Tuesday, March 27, 2007

The greatest resource on the web

Business cannot survive without sales, and sales if possibly the most frustrating and rewarding career there is. Good sales guys make good money, great sales guys make as much as the owners, quite often, more. The 80/20 rule applies here though, and finding the 20 is a difficult row to hoe.

Great sales people are built, not born, and they use every moment not selling to educate themselves, improve themselves, network, chatter and deal with the lonely world of selling.

Selling is a lonely world too.

When I was a kid, I wrestled. I could have played football, I could have played baseball, but I gravitated to sports that it was me against him. Sure, there was a team score in the end, but for 6 minutes it was my skills against his. I liked it that way. Selling is sort of the same thing.

A salesperson is only as strong as their skill set, knowledge base and their ability to understand it's not about them, it's about a customers need at this moment in time.

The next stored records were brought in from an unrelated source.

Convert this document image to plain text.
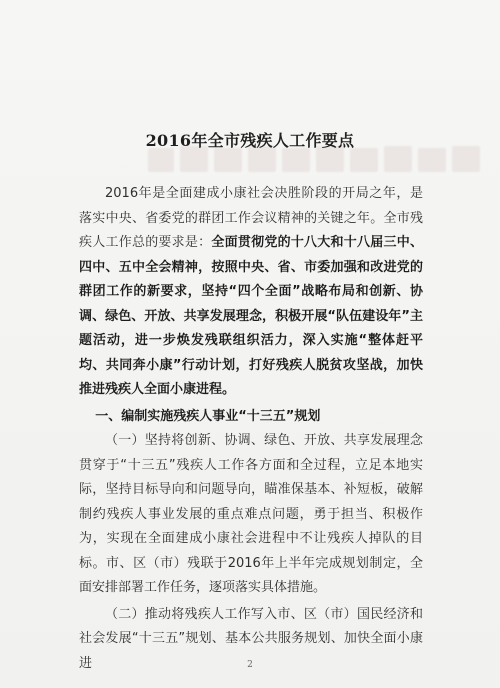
2016年全市残疾人工作要点

2016年是全面建成小康社会决胜阶段的开局之年，是落实中央、省委党的群团工作会议精神的关键之年。全市残疾人工作总的要求是：全面贯彻党的十八大和十八届三中、四中、五中全会精神，按照中央、省、市委加强和改进党的群团工作的新要求，坚持“四个全面”战略布局和创新、协调、绿色、开放、共享发展理念，积极开展“队伍建设年”主题活动，进一步焕发残联组织活力，深入实施“整体赶平均、共同奔小康”行动计划，打好残疾人脱贫攻坚战，加快推进残疾人全面小康进程。

一、编制实施残疾人事业“十三五”规划

（一）坚持将创新、协调、绿色、开放、共享发展理念贯穿于“十三五”残疾人工作各方面和全过程，立足本地实际，坚持目标导向和问题导向，瞄准保基本、补短板，破解制约残疾人事业发展的重点难点问题，勇于担当、积极作为，实现在全面建成小康社会进程中不让残疾人掉队的目标。市、区（市）残联于2016年上半年完成规划制定，全面安排部署工作任务，逐项落实具体措施。

（二）推动将残疾人工作写入市、区（市）国民经济和社会发展“十三五”规划、基本公共服务规划、加快全面小康进	2
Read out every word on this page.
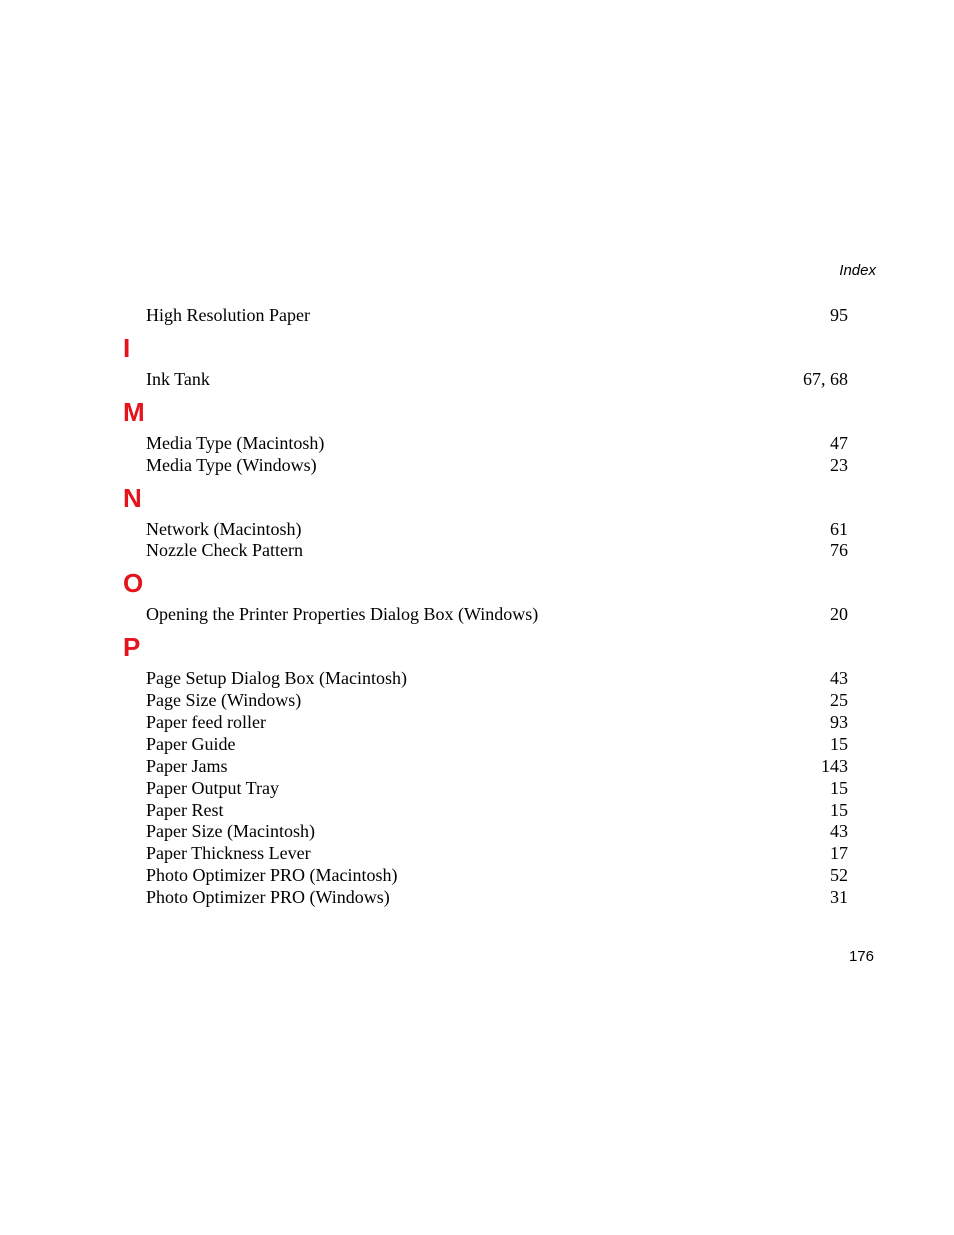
Index
High Resolution Paper	95
I
Ink Tank	67, 68
M
Media Type (Macintosh)	47
Media Type (Windows)	23
N
Network (Macintosh)	61
Nozzle Check Pattern	76
O
Opening the Printer Properties Dialog Box (Windows)	20
P
Page Setup Dialog Box (Macintosh)	43
Page Size (Windows)	25
Paper feed roller	93
Paper Guide	15
Paper Jams	143
Paper Output Tray	15
Paper Rest	15
Paper Size (Macintosh)	43
Paper Thickness Lever	17
Photo Optimizer PRO (Macintosh)	52
Photo Optimizer PRO (Windows)	31
176
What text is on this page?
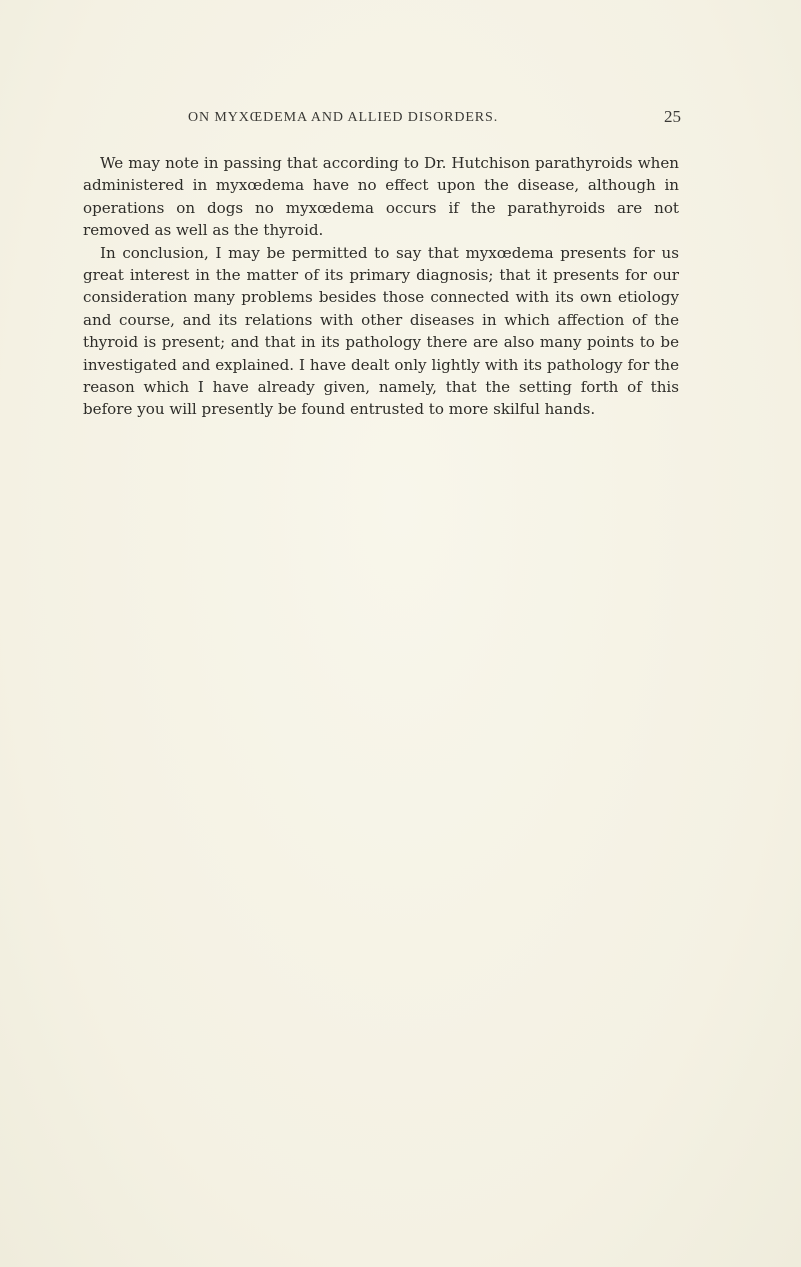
ON MYXŒDEMA AND ALLIED DISORDERS.	25

We may note in passing that according to Dr. Hutchison parathyroids when administered in myxœdema have no effect upon the disease, although in operations on dogs no myxœdema occurs if the parathyroids are not removed as well as the thyroid.

In conclusion, I may be permitted to say that myxœdema presents for us great interest in the matter of its primary diagnosis; that it presents for our consideration many problems besides those connected with its own etiology and course, and its relations with other diseases in which affection of the thyroid is present; and that in its pathology there are also many points to be investigated and explained. I have dealt only lightly with its pathology for the reason which I have already given, namely, that the setting forth of this before you will presently be found entrusted to more skilful hands.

If you want to improve all of those things and then some, hit this website:

http://www.salespractice.com/forums/

You will find a WORLD of successful people, newbies, wannabes and upcoming stars there. There is nothing about selling you can't find there. It is the strongest community of people in a CUT THROAT industry willing to reach out to their competitors, pull them off the floor and hug them for the greatness of the fight.

If you sell, need marketing support, ideas, or have an interest in the mind game of selling and personal achievement, go here now. Do not pass go, Do not collect $100, just go there now. Tell them Tommy sent ya'

Business woes

There's nothing like being in business for yourself, yet, there's nothing like being in business for yourself.

Over a decade ago, me and a couple other guys started a biz on a shoestring. We had us four, a rental property, one piece of equipment, a folding table and a phone.

Today we have nearly 40 employees, nearly 100,000 square feet of space, and millions in revenue.

We're faced with some very difficult decisions, as the landscape of our market has changed drastically. We're not becoming the best buggy whip company in a world of Fords, but it seems like it. Problem is everyone wants to get paid, bills need to be covered, debts need to be serviced, and feeding the tiger is a full time job and then some.

If you're employed by a mid to large business, and it seems things are going swimmingly, yet management has a frown, it's entirely possible they've poured every penny of their personal income back into the biz to make sure you have a paycheck. Secondly, just because the biz brings a million, doesn't mean it's not costing a million and a half to do so.

Things will get better, they always do.. It's the chasm between bad and good that drives me nuts.

Most entrepreneurs say that it was difficult and stressful, but they wouldn't have it any other way. Well, maybe in a few years I might feel that way - but not today.